The islands vary in size, tremendously. Some are no more than a spit of rock while others consist of hundreds of square kilometers, complete with townships inhabited by Malay people known as the Pashu. It is an area of superb natural beauty. Limestone rocks are covered with tropical vegetation including rainforests. The coastlines are peppered with gorgeous beaches and areas of mangrove.
The Mergui Archipelago has been all but isolated from tourism and as such it has an amazing diversity of flora and fauna. The presence of whale sharks and dugongs makes it an unbelievable good area for scuba diving and snorkeling. In addition to the indigenous population of Bryde’s Whales, the area is also known for the occasional visits of migrating species like Blue Whales, Killer Whales, Longman’s Beaked Whales, and Strap-Toothed Whales, as well as dolphins, finless porpoises, and even Irrawaddy Dolphins. On land, you can see monkeys, deer and wild swine.
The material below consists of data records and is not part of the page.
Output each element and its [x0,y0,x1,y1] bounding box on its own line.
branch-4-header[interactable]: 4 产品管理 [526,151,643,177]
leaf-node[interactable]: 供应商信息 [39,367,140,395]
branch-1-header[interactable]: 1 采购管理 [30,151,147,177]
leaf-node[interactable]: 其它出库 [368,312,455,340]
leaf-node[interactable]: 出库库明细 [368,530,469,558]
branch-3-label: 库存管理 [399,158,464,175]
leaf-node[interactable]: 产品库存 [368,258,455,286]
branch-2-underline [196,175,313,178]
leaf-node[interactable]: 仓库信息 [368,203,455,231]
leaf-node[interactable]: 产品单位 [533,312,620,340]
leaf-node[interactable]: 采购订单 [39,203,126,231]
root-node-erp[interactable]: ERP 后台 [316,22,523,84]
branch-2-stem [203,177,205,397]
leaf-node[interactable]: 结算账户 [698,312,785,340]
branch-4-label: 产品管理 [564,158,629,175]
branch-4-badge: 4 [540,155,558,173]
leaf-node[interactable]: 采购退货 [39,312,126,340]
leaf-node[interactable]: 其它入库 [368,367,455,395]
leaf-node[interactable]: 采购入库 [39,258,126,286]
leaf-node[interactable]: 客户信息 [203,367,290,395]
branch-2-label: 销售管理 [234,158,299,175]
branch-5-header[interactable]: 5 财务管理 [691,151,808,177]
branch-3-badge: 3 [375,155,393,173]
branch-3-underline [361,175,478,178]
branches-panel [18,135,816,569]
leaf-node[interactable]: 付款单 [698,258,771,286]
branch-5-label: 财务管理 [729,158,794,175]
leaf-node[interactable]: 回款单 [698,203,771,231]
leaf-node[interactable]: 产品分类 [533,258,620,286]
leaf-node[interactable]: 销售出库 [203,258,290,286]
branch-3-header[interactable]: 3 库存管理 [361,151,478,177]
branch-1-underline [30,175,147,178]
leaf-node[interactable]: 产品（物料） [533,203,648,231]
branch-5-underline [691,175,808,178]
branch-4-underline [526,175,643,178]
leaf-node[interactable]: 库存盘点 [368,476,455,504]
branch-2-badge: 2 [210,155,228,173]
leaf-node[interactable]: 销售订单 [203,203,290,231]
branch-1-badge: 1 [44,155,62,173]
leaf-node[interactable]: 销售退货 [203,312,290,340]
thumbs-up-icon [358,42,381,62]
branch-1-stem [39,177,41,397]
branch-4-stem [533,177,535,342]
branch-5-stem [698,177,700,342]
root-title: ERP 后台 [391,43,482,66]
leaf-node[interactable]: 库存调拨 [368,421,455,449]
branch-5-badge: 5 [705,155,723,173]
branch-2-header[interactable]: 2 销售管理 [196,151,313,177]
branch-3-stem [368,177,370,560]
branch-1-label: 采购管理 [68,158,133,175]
This area opened up before the rest of the country but still has only been a tourist destination since 1997. The Myanmar government had negotiations with Thai dive operators based in Phuket to encourage diving. This is such an isolated area that much of it still has not been explored. Best dive conditions are between December and April, although whale sharks and Manta rays visit between February and April.
The best beaches in Myanmar’s Mergui Archipelago are on islands that are named Kyun Phi Lar, Nyaung Wee I, Lampi Island, and Macleod Island, though many of the unnamed ones have incredibly beautiful beaches as well. It really is a case of just getting here, hiring local people to sail you between the islands.
The beaches are simply adorable. Beautiful white sand, crystal clear turquoise waters, picture-postcard palm trees and wooden houses for the indigenous population. Think of your ideal desert island getaway and you’ll get the picture.
So for sun, sea and sand lovers, the best beaches in Myanmar are absolutely some of the best in the whole of Southeast Asia. A country that is relatively new to tourism, is working hard to develop things in a natural way. For sure over the years some of these places will get overdeveloped as more and more people realize the astonishing natural beauty here. However, for now, it is still a truly wonderful place to come for beach lovers. There has never been a better time to experience this whole country and in particular its beaches.